“We’ve worked with publishers to onboard a robust catalog of your PC games,” an official post on the Nvidia blog cheerfully begins, nothing foreshadowing what’s about to come. “This means continually adding new games, and on occasion, having to remove games,” the post goes on to gradually prepare the reader for the bad news. “Per their request, please be advised Activision Blizzard games will be removed from the service.”
World of Warcraft
Overwatch, World of Warcraft, and the Call of Duty series are gone from the platform, which is really frustrating if you specifically purchased those titles from other stores to stream them on GeForce Now.
So that’s another publisher not available on the service in addition to Capcom, EA, Konami, Remedy, Rockstar, and Square Enix, many of whom, including Activision Blizzard itself, participated in beta. No Grand Theft Auto V. No Monster Hunter World. No Red Dead Redemption 2.
GeForce Now currently supports hundreds of titles. Over 1,500 games have been submitted by developers to appear on the platform. Plus, Nvidia intends to continue talks with Activision Blizzard to hopefully return their games to the platform at some point. The same holds true for other publishers.

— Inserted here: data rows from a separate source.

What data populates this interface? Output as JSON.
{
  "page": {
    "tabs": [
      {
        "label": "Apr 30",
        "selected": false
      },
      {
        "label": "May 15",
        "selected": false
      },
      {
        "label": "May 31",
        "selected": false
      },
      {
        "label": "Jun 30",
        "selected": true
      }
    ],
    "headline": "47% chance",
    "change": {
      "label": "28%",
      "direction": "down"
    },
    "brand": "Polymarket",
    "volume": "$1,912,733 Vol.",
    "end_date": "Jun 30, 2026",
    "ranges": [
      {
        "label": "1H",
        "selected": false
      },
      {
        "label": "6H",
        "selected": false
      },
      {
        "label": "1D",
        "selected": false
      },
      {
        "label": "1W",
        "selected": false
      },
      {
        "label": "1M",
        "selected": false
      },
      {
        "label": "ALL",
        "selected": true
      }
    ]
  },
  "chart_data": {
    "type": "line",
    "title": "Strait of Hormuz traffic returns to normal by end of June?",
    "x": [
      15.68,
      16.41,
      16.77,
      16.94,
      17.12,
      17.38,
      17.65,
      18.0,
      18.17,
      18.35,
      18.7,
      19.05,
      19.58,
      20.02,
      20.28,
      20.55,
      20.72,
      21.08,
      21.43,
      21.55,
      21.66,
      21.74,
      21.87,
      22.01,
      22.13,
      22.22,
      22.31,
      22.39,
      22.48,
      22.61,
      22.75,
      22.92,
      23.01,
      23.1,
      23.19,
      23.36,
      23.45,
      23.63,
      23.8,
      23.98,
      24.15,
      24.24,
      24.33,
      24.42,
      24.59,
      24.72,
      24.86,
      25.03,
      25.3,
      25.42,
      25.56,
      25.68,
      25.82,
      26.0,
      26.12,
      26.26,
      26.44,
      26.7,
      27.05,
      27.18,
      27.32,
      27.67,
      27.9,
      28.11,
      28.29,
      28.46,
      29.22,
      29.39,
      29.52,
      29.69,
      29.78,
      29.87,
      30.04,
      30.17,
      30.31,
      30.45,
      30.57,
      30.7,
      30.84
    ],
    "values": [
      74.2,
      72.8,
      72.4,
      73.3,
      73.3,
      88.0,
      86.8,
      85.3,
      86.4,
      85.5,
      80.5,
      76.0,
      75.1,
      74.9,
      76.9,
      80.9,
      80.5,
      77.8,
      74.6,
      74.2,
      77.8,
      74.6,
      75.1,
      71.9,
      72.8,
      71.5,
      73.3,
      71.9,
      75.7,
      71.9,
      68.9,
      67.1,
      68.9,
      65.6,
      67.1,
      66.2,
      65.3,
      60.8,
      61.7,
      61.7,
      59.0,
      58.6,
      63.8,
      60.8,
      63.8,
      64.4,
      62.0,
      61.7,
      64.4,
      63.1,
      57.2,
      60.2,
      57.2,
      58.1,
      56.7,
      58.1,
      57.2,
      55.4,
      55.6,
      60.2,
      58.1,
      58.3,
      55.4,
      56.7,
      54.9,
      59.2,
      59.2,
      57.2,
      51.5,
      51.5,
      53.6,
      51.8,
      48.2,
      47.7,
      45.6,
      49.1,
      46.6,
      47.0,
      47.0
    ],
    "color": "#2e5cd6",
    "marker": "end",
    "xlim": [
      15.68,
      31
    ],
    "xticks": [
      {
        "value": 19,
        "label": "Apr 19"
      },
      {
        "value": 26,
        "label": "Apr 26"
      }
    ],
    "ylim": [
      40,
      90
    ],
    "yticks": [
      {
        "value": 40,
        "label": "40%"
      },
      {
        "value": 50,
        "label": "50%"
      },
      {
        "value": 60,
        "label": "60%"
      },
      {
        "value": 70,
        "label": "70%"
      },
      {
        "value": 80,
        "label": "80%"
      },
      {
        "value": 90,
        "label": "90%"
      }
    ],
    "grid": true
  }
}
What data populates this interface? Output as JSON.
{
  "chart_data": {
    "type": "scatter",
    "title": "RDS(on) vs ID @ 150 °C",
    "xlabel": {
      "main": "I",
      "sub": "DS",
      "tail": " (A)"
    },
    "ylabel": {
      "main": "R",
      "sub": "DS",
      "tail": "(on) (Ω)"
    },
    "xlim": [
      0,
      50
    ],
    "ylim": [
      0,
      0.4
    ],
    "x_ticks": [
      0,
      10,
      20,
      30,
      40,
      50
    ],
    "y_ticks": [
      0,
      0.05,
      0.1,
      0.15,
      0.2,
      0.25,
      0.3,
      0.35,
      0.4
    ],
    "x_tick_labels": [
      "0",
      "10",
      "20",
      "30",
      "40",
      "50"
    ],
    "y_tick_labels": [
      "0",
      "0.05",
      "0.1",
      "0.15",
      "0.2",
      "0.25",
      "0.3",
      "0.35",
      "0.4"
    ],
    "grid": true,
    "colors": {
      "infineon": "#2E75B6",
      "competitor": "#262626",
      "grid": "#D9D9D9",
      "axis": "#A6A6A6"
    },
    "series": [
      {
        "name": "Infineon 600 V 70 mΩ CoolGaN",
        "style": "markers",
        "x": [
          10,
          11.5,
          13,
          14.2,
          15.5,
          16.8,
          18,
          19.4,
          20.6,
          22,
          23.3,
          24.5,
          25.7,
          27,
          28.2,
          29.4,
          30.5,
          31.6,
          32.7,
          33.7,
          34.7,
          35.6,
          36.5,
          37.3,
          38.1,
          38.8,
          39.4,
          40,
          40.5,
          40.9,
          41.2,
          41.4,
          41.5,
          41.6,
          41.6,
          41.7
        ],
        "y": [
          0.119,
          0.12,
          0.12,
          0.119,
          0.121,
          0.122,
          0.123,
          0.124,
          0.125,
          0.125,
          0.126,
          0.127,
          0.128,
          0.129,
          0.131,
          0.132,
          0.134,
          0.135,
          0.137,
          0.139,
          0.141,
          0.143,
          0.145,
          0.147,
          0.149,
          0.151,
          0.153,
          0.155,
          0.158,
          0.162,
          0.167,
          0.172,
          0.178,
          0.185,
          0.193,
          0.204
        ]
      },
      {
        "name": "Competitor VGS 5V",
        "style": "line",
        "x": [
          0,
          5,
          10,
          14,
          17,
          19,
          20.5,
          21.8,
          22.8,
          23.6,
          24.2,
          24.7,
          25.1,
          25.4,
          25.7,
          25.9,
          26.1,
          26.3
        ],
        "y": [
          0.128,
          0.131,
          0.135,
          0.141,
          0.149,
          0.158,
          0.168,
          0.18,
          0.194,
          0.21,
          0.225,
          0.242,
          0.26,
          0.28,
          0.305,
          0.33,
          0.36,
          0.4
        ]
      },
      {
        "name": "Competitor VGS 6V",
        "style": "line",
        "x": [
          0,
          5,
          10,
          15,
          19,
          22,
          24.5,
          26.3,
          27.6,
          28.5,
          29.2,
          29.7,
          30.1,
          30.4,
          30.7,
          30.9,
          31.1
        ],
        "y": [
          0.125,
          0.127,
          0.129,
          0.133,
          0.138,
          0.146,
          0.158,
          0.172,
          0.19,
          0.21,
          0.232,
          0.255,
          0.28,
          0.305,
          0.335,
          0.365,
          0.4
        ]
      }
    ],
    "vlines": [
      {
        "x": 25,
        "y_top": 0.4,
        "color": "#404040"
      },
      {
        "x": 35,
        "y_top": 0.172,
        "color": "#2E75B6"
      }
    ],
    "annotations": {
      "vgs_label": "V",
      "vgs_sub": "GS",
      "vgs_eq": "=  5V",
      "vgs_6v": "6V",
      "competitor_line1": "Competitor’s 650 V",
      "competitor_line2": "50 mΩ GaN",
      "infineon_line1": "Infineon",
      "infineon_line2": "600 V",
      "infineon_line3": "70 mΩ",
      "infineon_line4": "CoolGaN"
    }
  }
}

Neither Nvidia, nor Activision Blizzard provided any reason for the withdrawal, which sounds particularly confusing since the publisher should have given Nvidia its express consent to stay on the platform after the launch.
This looks very bad, not just for GeForce Now, but for cloud gaming in general. The model that, in theory, should benefit publishers, users and Nvidia, is, for the time being, failing to live up to the very promise of cloud gaming: being able to play any game anywhere.